Ora, a história de Regina não foge do padrão de normalidade a que estão
submetidos milhões de trabalhadores brasileiros, cujo sobrenome é o
mesmo, Silva, e isso há muitas e muitas décadas.
Pessoas
que são excluídas de uma formação educacional de qualidade, que na
infância passam privações de toda espécie e que depois, para sobreviver,
entrando no mercado de trabalho, precisam se submeter ao trabalho
precarizado, desprovido de direitos, tendo ainda que enfrentar,
diariamente, como fruto de uma política urbana que as conduz às
periferias das cidades, onde o Estado só chegue perifericamente, o drama
de uma falência estrutural do transporte público, que prioriza o
interesse econômico e se vale da precarização do trabalho.
Regina,
além disso, era mulher e mãe de dois filhos, estando, por isso, também
submetida a suportar as cargas da pressão psicológica de uma sociedade
em grande parte ainda machista e que tenta impor, a todo o tempo, à
mulher, uma posição inferiorizada, ainda mais quando esta acumula a
condição de trabalhadora, tendo que suportar os efeitos da chamada
“dupla pegada”.
As
Reginas, passando por toda essa enorme dificuldade, estão por aí, mas o
normal é que estejam sem que se perceba que estão. O normal é que, mais
ainda, não contestem essa situação e que, mantendo o padrão da
normalidade, sendo irrelevantes os seus problemas pessoais no que se
referem à família, à moradia e à saúde, estejam todo dia no emprego no
horário marcado e que cumpram a sua obrigação de trabalhar e que cumpram
também, mais tarde, os seus deveres em casa, ainda que seus direitos,
consagrados em diversos documentos internacionais de Direitos Humanos e
na nossa Constituição, não sejam respeitados por aqueles que, incluindo o
Estado, com elas interagem.
Mas,
eis que o corpo de Regina, contrariando a lógica mecanizada, em ato de
revolta, resolveu assumir a sua condição humana e faleceu, exatamente no
local onde a força de trabalho de Regina era utilizada de uma tal forma
que sequer parecia que do corpo de Regina advinha.

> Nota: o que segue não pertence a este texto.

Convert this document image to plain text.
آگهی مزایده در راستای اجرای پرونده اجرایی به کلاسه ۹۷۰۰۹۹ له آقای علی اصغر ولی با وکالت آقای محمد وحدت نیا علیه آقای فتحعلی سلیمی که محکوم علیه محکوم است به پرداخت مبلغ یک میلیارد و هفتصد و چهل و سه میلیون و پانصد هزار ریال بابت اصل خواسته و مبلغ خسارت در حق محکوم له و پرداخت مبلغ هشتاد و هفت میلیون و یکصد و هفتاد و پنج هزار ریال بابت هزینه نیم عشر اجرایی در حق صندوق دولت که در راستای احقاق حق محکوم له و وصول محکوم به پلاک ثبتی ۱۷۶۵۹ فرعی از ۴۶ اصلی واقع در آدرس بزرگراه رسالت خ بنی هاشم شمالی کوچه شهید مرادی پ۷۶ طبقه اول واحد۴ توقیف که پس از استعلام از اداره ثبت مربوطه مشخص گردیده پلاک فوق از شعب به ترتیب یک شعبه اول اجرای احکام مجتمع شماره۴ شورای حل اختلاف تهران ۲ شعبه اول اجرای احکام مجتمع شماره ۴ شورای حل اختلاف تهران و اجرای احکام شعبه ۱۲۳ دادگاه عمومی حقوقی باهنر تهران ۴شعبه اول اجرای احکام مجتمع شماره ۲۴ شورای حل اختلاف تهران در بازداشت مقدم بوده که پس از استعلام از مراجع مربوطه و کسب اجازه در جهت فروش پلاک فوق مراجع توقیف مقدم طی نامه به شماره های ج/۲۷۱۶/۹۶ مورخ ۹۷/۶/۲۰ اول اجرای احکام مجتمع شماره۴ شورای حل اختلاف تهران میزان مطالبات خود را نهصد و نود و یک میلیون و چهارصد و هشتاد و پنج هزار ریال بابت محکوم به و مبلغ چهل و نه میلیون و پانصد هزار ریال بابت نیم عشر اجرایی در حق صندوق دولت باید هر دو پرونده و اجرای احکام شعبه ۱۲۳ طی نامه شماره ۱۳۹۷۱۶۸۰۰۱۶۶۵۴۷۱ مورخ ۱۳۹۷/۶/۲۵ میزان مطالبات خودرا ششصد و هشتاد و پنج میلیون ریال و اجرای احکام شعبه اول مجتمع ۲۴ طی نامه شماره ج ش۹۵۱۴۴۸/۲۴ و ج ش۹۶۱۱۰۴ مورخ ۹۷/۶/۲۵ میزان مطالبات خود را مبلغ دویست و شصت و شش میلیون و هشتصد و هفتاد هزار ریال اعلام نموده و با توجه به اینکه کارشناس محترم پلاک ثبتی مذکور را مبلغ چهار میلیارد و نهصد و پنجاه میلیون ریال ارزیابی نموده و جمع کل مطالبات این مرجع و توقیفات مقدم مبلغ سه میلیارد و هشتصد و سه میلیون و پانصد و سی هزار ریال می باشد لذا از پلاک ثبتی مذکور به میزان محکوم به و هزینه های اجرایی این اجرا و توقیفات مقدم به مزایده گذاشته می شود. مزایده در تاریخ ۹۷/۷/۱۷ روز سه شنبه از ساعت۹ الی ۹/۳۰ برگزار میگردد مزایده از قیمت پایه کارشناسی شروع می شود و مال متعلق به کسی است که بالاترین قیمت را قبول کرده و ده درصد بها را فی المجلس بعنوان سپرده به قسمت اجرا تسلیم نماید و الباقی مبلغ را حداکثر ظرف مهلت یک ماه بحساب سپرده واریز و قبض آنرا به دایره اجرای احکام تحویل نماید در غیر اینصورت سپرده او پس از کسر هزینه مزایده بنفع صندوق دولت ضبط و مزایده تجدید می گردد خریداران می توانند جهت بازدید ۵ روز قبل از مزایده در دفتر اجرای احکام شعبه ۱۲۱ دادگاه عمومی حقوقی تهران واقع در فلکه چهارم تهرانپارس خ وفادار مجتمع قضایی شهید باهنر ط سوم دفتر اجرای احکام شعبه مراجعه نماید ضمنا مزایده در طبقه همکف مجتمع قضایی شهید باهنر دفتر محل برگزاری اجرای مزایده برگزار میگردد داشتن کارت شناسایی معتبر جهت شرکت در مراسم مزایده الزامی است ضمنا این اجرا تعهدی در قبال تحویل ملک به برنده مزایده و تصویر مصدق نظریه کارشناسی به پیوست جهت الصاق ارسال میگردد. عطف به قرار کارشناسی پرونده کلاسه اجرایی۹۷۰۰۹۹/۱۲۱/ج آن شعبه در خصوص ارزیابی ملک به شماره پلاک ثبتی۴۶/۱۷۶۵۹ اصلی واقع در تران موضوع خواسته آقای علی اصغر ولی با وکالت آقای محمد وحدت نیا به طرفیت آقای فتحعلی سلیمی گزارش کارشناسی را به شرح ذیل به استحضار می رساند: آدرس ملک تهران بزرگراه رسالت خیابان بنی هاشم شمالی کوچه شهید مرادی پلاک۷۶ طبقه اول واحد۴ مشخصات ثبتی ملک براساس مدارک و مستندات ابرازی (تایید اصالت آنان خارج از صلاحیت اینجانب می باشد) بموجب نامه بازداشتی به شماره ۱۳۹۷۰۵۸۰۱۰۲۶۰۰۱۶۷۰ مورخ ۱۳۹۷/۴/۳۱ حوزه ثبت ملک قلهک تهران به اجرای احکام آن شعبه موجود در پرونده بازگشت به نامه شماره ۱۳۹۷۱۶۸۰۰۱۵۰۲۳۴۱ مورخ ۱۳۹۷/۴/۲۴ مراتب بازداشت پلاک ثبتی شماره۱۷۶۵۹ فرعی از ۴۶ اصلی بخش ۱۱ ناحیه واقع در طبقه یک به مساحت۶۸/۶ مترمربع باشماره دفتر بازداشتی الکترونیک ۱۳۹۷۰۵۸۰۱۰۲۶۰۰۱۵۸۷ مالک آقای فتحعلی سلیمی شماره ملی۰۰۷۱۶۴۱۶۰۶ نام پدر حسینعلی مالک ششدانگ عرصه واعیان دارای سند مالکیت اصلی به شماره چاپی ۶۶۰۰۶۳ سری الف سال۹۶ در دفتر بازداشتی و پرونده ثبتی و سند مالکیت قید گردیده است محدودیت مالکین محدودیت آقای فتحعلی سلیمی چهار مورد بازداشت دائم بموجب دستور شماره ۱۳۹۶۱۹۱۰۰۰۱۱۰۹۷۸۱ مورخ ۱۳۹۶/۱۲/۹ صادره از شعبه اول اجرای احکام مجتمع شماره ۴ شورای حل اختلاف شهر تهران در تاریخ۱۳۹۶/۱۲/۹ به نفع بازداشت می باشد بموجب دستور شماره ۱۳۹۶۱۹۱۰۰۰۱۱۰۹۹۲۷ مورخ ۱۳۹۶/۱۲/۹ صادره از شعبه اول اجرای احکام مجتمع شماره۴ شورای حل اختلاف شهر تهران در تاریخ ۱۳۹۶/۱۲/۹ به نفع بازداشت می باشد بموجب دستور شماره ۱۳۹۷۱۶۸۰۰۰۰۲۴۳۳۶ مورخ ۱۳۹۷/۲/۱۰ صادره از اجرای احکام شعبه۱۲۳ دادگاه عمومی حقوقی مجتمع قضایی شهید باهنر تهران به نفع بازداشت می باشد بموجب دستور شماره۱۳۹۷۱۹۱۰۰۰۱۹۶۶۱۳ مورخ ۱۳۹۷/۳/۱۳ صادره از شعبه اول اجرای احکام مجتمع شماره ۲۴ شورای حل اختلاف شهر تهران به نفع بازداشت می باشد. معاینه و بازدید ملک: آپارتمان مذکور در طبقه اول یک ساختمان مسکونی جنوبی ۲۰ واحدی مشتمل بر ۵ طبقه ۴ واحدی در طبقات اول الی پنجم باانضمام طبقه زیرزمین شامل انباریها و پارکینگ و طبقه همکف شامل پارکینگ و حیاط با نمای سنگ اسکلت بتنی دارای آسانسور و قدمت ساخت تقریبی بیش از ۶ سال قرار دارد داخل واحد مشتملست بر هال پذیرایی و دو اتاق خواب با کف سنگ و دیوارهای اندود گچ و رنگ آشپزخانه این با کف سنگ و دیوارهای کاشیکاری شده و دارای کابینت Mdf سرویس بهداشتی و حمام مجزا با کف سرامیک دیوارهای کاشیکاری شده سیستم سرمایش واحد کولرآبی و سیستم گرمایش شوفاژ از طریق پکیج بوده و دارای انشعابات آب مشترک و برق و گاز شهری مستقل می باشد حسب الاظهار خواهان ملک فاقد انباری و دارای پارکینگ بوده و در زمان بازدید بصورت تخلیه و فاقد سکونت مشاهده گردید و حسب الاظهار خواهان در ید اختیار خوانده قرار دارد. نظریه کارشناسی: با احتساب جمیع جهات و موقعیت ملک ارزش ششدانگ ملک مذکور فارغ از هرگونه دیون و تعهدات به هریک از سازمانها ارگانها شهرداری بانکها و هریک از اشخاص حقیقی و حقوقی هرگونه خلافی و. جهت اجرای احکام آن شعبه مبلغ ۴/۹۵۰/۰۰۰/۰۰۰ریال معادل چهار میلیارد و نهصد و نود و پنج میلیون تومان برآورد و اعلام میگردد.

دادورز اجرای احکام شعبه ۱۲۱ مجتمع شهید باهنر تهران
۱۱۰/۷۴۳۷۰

Regina, então, perdeu a vida, mas assim pôde ser vista...
Ocorre
que essa “anormalidade” da compreensão de sua existência, na concepção
daqueles que da “normalidade” da invisibilidade se beneficiam, tende a
ser desconstruída, rapidamente, para que outras Reginas não sejam
vistas. Foi assim, por exemplo, que alguns anos atrás na USP o corpo de
um trabalhador terceirizado, morto nas dependências de uma unidade da
USP, foi retirado rapidamente do local para que ninguém o visse, sendo
que como elemento adicional à tragédia, os outros empregados
terceirizados foram obrigados a executar o serviço de “limpar” o local.
Pois
bem, no presente momento, o mínimo que se exige, para que Regina da
Silva, enfim, tenha paz, e para que tantas outras Reginas possam viver, é
que o fato não seja desconsiderado. Que se apure, em toda a sua
amplitude, o quanto as condições de um trabalho precarizado, inserido na
lógica produtiva de grandes conglomerados econômicos, sem direitos, com
baixos salários, com elemento de segregação e integrado da insegurança
de constantes transferências, de recusas de atestados médicos e da
velada ameaça do desemprego, acompanhado das enormes dificuldades
sócio-culturais-econômicas, que assolam os trabalhadores brasileiros,
contribuíram para o ocorrido.
Não
há de se considerar que o normal é seguir tudo como estava, encarando o
fato como mera fatalidade ou buscando, até, quem sabe, um argumento
para culpar a vítima. A apuração requerida pelo Sindicato se impõe,
mesmo que seja, meramente, para que os próprios trabalhadores, como um
todo, não só terceirizados, refletindo a respeito, se vejam na posição
em que Regina viveu e em que seu corpo foi encontrado...
São Paulo, 31 de janeiro de 2014.
(*) Jorge Souto Maior é Professor livre-docente da Faculdade de Direito da USP, Juiz do trabalho e Membro da AJD.